Many will see The Politician as a satire of the Trump era, and there is some validity to that interpretation. Granted, Payton’s calculated demeanor seems antithetical to our current president’s crude candidness, but behind the surface differences, the pair can be seen as similar. Liberals and leftists generally view Trump as a son of privilege whose political aspirations are not out of passion for the issues, but for adulation and power. 

This is also an apt way to view Payton. Despite the countless times his supporters say he’s going to do good in the world, we are never shown his actual beliefs.

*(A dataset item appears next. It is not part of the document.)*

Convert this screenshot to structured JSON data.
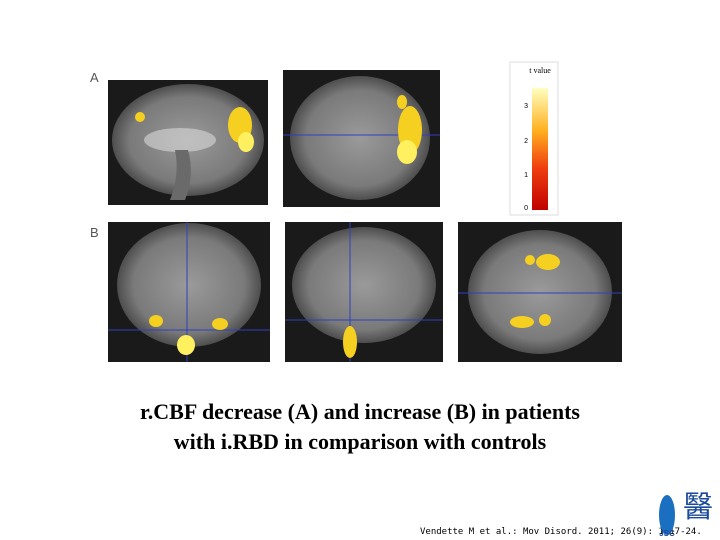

True, he says he supports bans on guns and plastic straws, as well as supporting the “Me Too” movement, but it’s shown that almost everything he does is a calculated effort to become president, so it’s easy to conclude that he’s just trying to appeal to his left-leaning school.  

Throughout his campaign, Payton tries to push himself as a voice for common people, even though he grew up in one of the wealthiest families in America. In many ways, it’s easy to view Payton as a Trump-like figure who will relate to ‘woke’ Democrats: educated, well-spoken, socially and environmentally conscious, and rich but aware of his privilege. However, the show makes it clear that this isn’t a Trump issue (the president isn’t even mentioned in the series), but one endemic to politics itself. In many episodes, Payton is described as a ‘politician’ as opposed to a ‘person’, and makes it clear that his selfishness is a product of his ambition. 

Indeed, it is The Politician’s skepticism towards those involved in governing that makes it so fascinating. Even though the show’s cinematography is often a love-letter to the opulence of wealth, it is critical of those who obtained it. That criticism, as well as a stellar cast, makes me excited for the second season. 

The Politician stumps for your vote on Netflix September 27.